Abstract:
Data measured and collected from embedded sensors often contains faults, i.e.,
data points which are not an accurate representation of the physical phenomenon
monitored by the sensor. These data faults may be caused by deployment conditions
outside the operational bounds for the node, and short- or long-term hardware,
software, or communication problems. On the other hand, the applications will
expect accurate sensor data, and recent literature proposes algorithmic solutions
for the fault detection and classification in sensor data.
In order to evaluate the performance of such solutions, however, the field lacks
a set of benchmark sensor datasets. A benchmark dataset ideally satisfies the
following criteria: (a) it is based on real-world raw sensor data from various
types of sensor deployments; (b) it contains (natural or artificially injected)
faulty data points reflecting various problems in the deployment, including
missing data points; and (c) all data points are annotated with the ground truth,
i.e., whether or not the data point is accurate, and, if faulty, the type of fault.
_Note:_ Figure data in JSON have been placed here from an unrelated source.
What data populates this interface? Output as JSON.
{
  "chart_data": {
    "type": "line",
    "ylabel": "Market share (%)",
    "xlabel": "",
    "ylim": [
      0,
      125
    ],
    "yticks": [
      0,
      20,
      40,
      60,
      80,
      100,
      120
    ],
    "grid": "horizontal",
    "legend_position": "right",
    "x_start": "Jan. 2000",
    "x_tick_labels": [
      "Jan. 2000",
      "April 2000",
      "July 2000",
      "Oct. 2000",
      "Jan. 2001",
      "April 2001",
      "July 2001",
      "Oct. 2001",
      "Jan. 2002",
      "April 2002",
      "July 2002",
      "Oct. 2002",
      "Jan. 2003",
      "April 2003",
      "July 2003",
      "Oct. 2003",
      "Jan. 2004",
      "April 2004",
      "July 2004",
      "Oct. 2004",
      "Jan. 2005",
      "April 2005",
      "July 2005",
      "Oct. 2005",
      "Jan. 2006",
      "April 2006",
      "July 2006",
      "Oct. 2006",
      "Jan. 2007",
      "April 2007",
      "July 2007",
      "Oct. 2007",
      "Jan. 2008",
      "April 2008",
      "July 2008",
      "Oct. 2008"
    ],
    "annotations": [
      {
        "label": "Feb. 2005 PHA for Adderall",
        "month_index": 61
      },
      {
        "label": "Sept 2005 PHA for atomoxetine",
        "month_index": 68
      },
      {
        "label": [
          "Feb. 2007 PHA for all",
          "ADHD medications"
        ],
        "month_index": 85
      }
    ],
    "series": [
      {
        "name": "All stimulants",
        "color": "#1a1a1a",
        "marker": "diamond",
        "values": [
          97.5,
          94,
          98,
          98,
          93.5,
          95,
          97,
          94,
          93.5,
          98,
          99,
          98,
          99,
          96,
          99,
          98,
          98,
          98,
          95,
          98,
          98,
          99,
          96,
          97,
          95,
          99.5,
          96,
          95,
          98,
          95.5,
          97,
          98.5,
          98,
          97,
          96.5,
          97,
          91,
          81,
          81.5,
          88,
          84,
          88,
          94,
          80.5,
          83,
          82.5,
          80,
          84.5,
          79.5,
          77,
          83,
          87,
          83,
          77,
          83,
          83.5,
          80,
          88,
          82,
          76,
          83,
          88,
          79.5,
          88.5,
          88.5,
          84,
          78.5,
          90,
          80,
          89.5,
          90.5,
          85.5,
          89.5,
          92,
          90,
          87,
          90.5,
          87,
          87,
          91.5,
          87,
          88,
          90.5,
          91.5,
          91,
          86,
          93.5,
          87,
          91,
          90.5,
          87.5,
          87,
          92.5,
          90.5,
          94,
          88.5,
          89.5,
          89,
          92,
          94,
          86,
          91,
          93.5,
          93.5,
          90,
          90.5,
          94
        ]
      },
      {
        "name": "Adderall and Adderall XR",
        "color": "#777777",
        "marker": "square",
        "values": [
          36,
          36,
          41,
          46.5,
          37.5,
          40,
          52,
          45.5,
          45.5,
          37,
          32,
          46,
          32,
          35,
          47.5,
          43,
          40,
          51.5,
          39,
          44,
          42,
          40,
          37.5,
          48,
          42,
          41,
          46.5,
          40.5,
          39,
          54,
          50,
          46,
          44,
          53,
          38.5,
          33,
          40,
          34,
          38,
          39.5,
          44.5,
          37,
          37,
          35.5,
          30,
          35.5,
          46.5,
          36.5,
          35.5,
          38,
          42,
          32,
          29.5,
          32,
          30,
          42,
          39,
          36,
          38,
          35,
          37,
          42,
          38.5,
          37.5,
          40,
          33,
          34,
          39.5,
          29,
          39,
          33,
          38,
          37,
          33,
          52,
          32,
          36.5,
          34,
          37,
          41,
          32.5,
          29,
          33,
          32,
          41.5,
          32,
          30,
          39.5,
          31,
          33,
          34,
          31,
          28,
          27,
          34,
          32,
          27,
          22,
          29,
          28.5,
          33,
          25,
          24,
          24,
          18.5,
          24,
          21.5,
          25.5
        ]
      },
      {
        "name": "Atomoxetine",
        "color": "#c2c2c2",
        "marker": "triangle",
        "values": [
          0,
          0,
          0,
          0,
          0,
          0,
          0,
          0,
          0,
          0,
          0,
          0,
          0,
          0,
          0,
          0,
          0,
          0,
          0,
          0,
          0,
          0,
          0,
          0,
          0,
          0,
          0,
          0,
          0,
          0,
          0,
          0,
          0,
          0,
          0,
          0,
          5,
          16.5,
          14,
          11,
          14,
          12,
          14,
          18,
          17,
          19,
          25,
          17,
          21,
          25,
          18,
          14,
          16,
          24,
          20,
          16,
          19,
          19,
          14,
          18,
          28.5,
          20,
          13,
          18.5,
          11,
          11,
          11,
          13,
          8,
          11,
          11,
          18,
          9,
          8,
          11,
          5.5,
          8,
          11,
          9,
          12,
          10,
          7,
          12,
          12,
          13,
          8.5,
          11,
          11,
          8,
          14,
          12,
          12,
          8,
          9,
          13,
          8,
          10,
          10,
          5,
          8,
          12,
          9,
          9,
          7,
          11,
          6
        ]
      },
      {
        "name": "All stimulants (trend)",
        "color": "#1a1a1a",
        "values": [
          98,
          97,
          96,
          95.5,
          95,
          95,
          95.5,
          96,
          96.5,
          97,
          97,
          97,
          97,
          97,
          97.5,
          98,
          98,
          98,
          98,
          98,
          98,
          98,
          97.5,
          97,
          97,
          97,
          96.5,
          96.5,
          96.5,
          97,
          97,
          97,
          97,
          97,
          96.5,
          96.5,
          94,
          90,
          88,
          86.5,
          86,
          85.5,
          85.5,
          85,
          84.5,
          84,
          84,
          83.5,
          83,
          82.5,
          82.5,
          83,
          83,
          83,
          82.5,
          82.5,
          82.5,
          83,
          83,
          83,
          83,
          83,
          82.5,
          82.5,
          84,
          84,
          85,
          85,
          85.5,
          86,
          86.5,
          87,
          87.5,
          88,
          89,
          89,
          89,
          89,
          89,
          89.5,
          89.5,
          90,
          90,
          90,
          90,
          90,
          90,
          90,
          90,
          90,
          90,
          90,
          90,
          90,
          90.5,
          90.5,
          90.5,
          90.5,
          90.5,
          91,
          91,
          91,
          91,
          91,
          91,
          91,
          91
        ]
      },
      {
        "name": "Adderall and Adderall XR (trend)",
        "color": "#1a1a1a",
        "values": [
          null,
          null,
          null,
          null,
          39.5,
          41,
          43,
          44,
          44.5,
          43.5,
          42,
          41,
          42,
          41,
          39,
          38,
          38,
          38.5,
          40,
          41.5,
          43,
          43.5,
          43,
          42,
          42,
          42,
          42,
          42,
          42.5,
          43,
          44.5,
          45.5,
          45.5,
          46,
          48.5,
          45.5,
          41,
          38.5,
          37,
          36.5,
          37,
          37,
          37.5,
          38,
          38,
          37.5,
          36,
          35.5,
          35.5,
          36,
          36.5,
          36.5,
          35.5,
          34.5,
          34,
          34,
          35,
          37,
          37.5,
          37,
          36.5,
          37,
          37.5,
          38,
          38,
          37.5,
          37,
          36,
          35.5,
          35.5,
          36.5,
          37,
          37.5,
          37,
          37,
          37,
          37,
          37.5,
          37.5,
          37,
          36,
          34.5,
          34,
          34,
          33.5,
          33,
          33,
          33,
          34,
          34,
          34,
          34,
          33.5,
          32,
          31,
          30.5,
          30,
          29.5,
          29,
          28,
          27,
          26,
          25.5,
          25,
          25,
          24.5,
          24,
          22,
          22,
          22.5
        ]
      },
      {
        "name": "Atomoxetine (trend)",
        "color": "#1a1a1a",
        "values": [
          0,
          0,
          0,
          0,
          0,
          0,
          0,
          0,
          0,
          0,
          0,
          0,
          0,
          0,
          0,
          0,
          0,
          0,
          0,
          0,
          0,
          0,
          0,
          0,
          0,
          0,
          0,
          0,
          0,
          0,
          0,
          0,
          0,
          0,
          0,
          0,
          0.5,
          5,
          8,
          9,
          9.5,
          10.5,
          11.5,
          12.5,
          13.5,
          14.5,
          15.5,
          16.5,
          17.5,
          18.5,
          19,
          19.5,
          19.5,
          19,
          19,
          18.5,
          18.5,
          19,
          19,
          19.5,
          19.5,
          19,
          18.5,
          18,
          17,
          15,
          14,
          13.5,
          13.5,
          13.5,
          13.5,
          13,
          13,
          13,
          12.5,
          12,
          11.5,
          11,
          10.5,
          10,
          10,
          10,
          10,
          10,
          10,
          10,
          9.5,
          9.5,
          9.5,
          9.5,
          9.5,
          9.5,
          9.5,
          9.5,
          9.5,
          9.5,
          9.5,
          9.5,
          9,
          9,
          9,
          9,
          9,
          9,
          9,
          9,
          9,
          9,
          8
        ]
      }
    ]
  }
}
We prepare and publish three such benchmark datasets, together with the algorithmic
methods used to create them: a dataset of 280 temperature and light subsets of data
from 10 indoor Intel Lab sensors, a dataset of 140 subsets of outdoor temperature data
from SensorScope sensors, and a dataset of 224 subsets of outdoor temperature data from
16 Smart Santander sensors. The three benchmark datasets total 5.783.504 data points,
containing injected data faults of the following types known from the literature: random,
malfunction, bias, drift, polynomial drift, and combinations. We present algorithmic procedures
and a software tool for preparing further such benchmark datasets.